Niko Kolodny argues that, to a far greater extent than we recognize, our political thinking is driven by a concern to avoid relations of inferiority. In order to make sense of the most familiar ideas in our political thought and discourse—the justification of the state, democracy, and rule of law, as well as objections to paternalism and corruption—we cannot merely appeal to freedom, as libertarians do, or to distributive fairness, as liberals do. We must instead appeal directly to claims against inferiority—to the conviction that no one should stand above or below.

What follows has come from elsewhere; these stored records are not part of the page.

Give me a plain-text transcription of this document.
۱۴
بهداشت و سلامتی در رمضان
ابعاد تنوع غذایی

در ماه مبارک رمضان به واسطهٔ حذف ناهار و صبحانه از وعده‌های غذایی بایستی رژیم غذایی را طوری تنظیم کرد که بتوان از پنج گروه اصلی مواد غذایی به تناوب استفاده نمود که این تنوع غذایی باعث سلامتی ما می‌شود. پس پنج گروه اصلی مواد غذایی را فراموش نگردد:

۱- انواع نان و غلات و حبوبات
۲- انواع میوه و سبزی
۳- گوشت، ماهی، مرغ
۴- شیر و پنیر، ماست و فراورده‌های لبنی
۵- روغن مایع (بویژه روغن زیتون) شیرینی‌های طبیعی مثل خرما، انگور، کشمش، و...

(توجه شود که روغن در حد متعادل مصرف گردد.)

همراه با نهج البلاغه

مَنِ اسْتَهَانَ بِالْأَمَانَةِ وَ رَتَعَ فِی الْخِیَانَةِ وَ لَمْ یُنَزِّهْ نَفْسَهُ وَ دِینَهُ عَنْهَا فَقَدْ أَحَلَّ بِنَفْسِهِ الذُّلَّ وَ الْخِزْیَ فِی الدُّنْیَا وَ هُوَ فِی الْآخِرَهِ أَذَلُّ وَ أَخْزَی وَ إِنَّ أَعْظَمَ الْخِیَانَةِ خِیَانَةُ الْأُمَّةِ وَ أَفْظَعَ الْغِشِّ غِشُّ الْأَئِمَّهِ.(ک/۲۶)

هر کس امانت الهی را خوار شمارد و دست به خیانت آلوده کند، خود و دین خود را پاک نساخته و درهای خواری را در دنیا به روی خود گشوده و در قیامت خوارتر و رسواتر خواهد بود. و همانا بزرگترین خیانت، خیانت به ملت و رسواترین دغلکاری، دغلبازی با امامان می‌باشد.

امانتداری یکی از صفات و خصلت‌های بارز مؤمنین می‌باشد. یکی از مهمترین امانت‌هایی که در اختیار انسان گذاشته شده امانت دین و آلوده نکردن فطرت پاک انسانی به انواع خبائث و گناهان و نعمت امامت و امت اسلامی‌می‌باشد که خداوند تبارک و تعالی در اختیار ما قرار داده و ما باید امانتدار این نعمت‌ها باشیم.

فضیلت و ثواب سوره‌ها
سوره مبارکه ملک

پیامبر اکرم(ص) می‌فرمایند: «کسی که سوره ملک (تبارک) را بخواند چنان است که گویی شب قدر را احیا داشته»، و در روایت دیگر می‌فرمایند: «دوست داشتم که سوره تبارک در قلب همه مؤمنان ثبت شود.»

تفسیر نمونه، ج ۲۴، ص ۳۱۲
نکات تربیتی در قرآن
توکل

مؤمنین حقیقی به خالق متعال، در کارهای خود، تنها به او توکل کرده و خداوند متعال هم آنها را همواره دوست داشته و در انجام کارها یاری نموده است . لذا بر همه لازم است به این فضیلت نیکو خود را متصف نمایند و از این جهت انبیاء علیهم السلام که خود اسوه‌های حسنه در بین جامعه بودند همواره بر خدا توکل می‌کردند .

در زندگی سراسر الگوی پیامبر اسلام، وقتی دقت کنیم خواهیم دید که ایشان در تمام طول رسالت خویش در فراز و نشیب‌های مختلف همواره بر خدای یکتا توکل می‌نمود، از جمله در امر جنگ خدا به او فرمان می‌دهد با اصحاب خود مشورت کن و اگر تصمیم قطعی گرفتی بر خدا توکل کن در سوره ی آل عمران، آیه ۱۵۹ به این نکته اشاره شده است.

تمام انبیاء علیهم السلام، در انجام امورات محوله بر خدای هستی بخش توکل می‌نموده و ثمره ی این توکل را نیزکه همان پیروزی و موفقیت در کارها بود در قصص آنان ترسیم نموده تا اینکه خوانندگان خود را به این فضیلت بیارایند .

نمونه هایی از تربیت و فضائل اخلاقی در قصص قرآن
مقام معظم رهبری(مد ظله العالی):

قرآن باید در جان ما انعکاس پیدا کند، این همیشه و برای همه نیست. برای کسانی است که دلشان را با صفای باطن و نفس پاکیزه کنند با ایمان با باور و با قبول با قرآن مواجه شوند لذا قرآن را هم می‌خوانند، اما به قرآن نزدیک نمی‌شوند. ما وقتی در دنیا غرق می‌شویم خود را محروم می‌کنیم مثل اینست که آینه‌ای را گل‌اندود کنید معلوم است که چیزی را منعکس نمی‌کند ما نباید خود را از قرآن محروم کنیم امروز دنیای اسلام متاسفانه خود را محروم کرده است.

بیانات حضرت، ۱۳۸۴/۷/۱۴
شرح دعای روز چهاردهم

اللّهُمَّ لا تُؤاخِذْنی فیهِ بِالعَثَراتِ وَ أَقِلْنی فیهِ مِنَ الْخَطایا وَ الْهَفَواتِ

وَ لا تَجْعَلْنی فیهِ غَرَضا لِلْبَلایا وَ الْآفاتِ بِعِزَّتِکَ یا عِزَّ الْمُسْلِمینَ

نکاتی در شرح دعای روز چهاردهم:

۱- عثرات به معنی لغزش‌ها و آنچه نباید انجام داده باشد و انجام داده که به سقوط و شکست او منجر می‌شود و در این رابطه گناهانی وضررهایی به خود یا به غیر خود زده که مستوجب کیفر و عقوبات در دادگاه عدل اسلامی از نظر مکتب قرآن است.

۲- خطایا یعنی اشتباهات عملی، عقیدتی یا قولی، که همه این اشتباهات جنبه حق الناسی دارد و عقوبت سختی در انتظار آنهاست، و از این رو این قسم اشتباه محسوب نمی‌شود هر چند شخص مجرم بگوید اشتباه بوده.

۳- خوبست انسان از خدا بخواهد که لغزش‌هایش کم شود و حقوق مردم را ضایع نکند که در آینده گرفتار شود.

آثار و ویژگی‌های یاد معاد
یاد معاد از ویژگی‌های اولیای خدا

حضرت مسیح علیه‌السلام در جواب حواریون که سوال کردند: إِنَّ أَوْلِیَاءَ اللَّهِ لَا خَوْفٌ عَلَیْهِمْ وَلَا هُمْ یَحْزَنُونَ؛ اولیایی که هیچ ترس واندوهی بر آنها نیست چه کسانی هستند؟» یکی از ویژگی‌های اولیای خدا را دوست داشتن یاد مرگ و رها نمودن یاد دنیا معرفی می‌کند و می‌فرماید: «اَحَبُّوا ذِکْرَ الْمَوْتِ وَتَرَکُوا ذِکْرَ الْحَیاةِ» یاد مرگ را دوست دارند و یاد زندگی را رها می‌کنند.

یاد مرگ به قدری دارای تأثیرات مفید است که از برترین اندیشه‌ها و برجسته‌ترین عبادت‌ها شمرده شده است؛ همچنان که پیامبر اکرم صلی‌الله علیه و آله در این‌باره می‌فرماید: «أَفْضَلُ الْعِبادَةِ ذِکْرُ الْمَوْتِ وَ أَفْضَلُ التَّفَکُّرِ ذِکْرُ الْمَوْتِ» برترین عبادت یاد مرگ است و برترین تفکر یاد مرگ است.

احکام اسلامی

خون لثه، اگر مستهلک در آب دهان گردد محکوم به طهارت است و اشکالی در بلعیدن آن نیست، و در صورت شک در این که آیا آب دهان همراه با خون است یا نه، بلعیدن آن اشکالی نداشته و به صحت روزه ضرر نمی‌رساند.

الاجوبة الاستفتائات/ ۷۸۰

The problem of justifying the state, for example, is often billed as the problem of reconciling the state with the freedom of the individual. Yet, Kolodny argues, once we press hard enough on worries about the state’s encroachment on the individual, we end up in opposition not to unfreedom but to social hierarchy. To make his case, Kolodny takes inspiration from two recent trends in philosophical thought: on the one hand, the revival of the republican and Kantian traditions, with their focus on domination and dependence; on the other, relational egalitarianism, with its focus on the effects of the distribution of income and wealth on our social relations.

The Pecking Order offers a detailed account of relations of inferiority in terms of objectionable asymmetries of power, authority, and regard. Breaking new ground, Kolodny looks ahead to specific kinds of democratic institutions that could safeguard against such relations.

Niko Kolodny is Professor of Philosophy at the University of California, Berkeley.